Our neighboring store keeps the main restroom doors propped open most of the time, only closing the doors for cleaning. Makes it a lot easier for everyone, especially those with crutches, wheelchairs, walkers or strollers. Not to mention those who are in a really big hurry...😁
 
Just gave this a read, and it was very helpful, but I do have one thing to say. I've been taught it's considered extremely rude by most people that use wheelchairs if someone bends down or crouches down to their height. It was put this way for me- wouldnt it be rude if someone crouched down to someone with dwarfism's eye level like they're a child? That would be considered extremely rude to most. You wouldn't, say, see a 6'6 person bend down to eye level with a 4'8 person.

As stated, a wheelchair is an extension of the body, and crouching down to someone is completely disregarding that. It's a difference in height.

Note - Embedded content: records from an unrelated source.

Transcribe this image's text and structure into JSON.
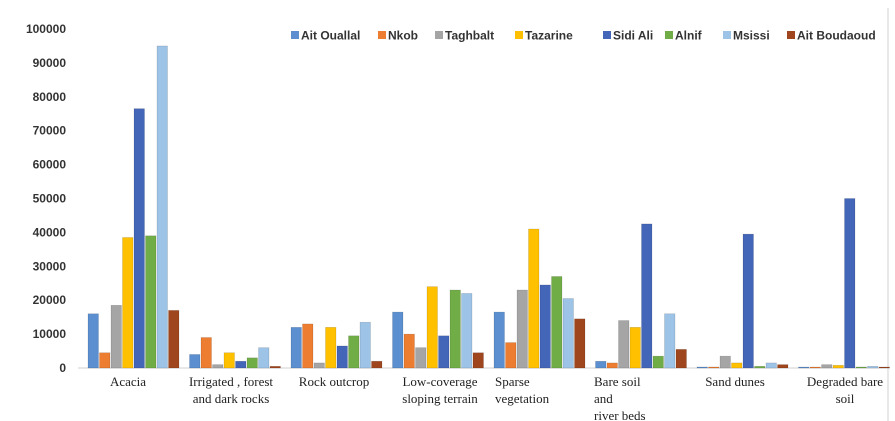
{
  "chart_data": {
    "type": "bar",
    "categories": [
      [
        "Acacia"
      ],
      [
        "Irrigated , forest",
        "and dark rocks"
      ],
      [
        "Rock outcrop"
      ],
      [
        "Low-coverage",
        "sloping terrain"
      ],
      [
        "Sparse",
        "vegetation"
      ],
      [
        "Bare soil",
        "and",
        "river beds"
      ],
      [
        "Sand dunes"
      ],
      [
        "Degraded bare",
        "soil"
      ]
    ],
    "series": [
      {
        "name": "Ait Ouallal",
        "color": "#5B8FD0",
        "values": [
          16000,
          4000,
          12000,
          16500,
          16500,
          2000,
          300,
          200
        ]
      },
      {
        "name": "Nkob",
        "color": "#ED7D31",
        "values": [
          4500,
          9000,
          13000,
          10000,
          7500,
          1500,
          300,
          200
        ]
      },
      {
        "name": "Taghbalt",
        "color": "#A5A5A5",
        "values": [
          18500,
          1000,
          1500,
          6000,
          23000,
          14000,
          3500,
          1000
        ]
      },
      {
        "name": "Tazarine",
        "color": "#FFC000",
        "values": [
          38500,
          4500,
          12000,
          24000,
          41000,
          12000,
          1500,
          800
        ]
      },
      {
        "name": "Sidi Ali",
        "color": "#4466B8",
        "values": [
          76500,
          2000,
          6500,
          9500,
          24500,
          42500,
          39500,
          50000
        ]
      },
      {
        "name": "Alnif",
        "color": "#70AD47",
        "values": [
          39000,
          3000,
          9500,
          23000,
          27000,
          3500,
          500,
          300
        ]
      },
      {
        "name": "Msissi",
        "color": "#9DC3E6",
        "values": [
          95000,
          6000,
          13500,
          22000,
          20500,
          16000,
          1500,
          500
        ]
      },
      {
        "name": "Ait Boudaoud",
        "color": "#A0461E",
        "values": [
          17000,
          500,
          2000,
          4500,
          14500,
          5500,
          1000,
          200
        ]
      }
    ],
    "yticks": [
      0,
      10000,
      20000,
      30000,
      40000,
      50000,
      60000,
      70000,
      80000,
      90000,
      100000
    ],
    "ylim": [
      0,
      100000
    ],
    "grid": false,
    "legend": "top"
  }
}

If you're familiar with someone and they prefer that, or if someone says to you they prefer that, that's one thing. But most people in wheelchairs that I've spoken to on the issue are extremely uncomfortable with this.
 
Just gave this a read, and it was very helpful, but I do have one thing to say. I've been taught it's considered extremely rude by most people that use wheelchairs if someone bends down or crouches down to their height. It was put this way for me- wouldnt it be rude if someone crouched down to someone with dwarfism's eye level like they're a child? That would be considered extremely rude to most. You wouldn't, say, see a 6'6 person bend down to eye level with a 4'8 person.

As stated, a wheelchair is an extension of the body, and crouching down to someone is completely disregarding that. It's a difference in height.

If you're familiar with someone and they prefer that, or if someone says to you they prefer that, that's one thing. But most people in wheelchairs that I've spoken to on the issue are extremely uncomfortable with this.


The general rule is that if you are just helping them for a couple of minutes, like answering a quick question then no, you don't crouch down.
It's not necessary and can be seen as a bit much.
However, if you are going to have a long conversation then it is considered a polite thing to do.
By meeting the person where they are, so to speak, you are showing consideration.

The comparison to crouching down to talk to someone shorter than you is valid, especially someone who has a disability that affects their height.
But the main part of that is how people often do that with a child.
That goes with #6, treating Adults as Adults.
You want to show them the same respect you would show someone the same height as you.

The main thing is to be making an effort.
Most people are not going to judge you for trying.